Die gefährliche Seite eines Abends voller Vanillekipferl, Lebkuchen und Kletzenbrot, so Bürgermeister Michael Kölbl, zeige sich jedoch wohl erst am nächsten Morgen beim Schritt auf die Waage. Diese Aussicht wurde vom Publikum mit zustimmendem wohlwollendem Lachen quittiert. Dass die Backkunst von Kuratorin Sonja Fehler dann aber vor allen Dingen als eine kulturgeschichtliche Tradition beleuchtet wurde, ließ den kalorischen Gehalt der Naschereien schnell wieder in den Hintergrund treten.

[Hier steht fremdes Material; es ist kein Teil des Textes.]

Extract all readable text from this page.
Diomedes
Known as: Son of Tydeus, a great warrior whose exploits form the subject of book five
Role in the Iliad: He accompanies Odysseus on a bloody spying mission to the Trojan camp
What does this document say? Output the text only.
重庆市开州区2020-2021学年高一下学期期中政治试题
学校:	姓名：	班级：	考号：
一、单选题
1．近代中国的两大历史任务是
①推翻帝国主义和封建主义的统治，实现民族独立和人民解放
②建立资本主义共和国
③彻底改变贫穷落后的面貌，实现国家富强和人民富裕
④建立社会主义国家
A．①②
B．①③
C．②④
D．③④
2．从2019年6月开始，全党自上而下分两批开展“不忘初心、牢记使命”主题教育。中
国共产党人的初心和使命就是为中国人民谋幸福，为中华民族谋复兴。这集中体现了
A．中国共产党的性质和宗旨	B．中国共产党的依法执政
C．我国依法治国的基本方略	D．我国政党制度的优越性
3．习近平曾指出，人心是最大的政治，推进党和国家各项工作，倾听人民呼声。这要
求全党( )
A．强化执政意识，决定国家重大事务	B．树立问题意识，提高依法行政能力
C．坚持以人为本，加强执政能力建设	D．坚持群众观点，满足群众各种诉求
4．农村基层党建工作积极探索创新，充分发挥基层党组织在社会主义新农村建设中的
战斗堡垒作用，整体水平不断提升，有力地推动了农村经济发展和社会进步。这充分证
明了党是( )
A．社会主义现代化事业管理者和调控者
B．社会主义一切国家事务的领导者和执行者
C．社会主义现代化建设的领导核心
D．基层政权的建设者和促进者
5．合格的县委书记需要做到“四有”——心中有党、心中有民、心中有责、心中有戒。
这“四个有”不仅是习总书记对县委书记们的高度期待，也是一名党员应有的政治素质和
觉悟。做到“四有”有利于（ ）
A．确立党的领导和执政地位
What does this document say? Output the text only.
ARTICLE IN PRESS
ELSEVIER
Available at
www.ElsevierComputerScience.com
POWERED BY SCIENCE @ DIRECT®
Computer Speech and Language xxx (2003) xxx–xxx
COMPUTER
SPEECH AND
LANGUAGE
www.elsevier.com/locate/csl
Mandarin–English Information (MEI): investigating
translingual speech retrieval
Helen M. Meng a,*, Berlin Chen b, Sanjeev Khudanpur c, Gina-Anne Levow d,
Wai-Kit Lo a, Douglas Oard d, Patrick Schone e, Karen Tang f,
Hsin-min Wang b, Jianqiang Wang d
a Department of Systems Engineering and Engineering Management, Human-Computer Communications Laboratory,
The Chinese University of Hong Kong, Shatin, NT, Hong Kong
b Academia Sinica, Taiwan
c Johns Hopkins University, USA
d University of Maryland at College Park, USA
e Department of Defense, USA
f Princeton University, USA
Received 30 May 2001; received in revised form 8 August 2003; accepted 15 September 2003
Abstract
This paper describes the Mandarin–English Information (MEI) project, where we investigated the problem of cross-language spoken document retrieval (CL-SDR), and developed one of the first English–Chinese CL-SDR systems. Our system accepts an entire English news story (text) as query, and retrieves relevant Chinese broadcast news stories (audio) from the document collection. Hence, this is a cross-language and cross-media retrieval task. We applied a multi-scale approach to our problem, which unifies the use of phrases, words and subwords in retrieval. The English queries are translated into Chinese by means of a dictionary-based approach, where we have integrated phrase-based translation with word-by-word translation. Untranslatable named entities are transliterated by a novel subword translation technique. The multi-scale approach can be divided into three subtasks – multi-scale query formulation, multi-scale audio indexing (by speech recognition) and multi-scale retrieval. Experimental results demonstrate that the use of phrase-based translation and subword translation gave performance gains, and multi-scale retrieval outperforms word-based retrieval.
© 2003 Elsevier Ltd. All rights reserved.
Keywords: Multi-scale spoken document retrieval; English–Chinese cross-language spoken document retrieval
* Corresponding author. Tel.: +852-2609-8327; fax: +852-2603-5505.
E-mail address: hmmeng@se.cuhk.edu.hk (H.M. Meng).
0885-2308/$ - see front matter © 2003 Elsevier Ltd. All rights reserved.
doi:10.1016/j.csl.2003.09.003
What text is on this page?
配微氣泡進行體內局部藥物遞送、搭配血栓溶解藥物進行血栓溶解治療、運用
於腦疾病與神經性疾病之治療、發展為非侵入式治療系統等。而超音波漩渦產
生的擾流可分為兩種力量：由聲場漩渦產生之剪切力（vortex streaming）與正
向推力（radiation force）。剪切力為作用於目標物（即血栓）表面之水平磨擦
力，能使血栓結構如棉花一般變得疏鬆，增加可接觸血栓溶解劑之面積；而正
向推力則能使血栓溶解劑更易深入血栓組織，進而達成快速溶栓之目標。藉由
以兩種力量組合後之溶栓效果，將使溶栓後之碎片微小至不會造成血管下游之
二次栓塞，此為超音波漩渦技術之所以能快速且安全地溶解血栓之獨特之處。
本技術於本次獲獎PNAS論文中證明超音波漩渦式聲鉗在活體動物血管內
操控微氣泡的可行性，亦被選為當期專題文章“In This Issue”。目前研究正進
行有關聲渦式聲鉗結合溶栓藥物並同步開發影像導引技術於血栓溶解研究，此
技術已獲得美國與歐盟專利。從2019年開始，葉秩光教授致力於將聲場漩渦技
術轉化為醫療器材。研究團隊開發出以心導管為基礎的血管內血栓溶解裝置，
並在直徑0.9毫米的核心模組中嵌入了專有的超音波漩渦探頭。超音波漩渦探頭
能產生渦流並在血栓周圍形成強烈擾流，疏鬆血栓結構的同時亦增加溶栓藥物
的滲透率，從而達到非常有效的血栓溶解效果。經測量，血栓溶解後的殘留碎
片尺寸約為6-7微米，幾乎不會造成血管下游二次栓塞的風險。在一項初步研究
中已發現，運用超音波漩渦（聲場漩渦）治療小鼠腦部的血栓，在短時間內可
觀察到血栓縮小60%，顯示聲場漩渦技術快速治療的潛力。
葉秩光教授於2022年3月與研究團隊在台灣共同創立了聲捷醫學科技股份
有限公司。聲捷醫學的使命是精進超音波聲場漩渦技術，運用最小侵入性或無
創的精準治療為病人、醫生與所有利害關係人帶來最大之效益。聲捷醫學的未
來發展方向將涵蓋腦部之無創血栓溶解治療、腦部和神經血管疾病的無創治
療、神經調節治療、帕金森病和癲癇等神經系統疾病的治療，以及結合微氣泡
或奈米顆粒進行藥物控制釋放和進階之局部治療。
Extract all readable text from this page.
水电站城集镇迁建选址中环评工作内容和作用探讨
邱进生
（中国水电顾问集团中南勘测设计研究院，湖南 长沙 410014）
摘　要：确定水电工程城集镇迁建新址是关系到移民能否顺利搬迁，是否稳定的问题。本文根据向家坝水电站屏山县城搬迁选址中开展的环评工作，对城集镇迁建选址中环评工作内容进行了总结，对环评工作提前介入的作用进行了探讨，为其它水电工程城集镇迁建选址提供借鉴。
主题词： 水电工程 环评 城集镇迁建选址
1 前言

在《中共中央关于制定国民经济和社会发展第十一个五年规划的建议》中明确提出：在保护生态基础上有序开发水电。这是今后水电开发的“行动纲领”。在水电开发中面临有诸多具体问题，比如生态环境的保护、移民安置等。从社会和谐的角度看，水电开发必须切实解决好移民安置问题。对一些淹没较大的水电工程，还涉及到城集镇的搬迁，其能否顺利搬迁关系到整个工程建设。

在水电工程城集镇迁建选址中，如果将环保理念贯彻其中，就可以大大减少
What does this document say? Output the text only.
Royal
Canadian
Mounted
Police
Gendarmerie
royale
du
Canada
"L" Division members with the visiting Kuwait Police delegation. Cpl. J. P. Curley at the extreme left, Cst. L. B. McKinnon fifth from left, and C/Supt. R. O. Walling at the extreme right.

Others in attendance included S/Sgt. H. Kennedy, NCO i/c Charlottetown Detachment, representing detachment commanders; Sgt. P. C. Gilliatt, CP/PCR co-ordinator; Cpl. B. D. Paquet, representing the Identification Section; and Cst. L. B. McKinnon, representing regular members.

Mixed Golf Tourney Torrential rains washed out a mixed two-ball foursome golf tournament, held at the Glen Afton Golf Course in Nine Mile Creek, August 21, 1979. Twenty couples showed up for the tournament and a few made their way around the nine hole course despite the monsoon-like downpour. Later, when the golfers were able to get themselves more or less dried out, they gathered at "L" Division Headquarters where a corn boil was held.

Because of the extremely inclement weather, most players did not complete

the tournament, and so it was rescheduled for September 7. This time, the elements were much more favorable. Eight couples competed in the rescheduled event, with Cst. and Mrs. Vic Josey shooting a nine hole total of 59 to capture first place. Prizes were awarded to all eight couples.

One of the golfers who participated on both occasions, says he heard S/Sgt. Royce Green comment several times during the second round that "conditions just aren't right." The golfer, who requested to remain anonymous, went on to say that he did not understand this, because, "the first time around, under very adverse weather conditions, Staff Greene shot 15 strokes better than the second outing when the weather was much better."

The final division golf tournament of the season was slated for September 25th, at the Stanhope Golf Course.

Fehler erinnerte sich, wie überrascht und zögerlich das Team angesichts ihrer Idee einer Ausstellung zur weihnachtlichen Backkunst gewesen war: "Was sollen wir denn da zeigen?", habe man gefragt. Die liebevoll mit Unterstützung anderer Museen sowie örtlicher Sammler, Künstler, Bäcker und nicht zuletzt von Schülern der Realschule entstandene Ausstellung jedoch beweist nicht nur, dass Einiges gezeigt werden kann, sondern auch, wie vielschichtig, interessant und unvermutet die Geschichte von Spekulatius, Lebkuchen und Co. ist. Die Exponate reichen von romantischen wie riesenhaften Stollenhauben über nostalgische Lebkuchendosen und alte Ausstechformen bis hin zu atemberaubend feinen "Modeln" für das traditionelle Springerle-Gebäck.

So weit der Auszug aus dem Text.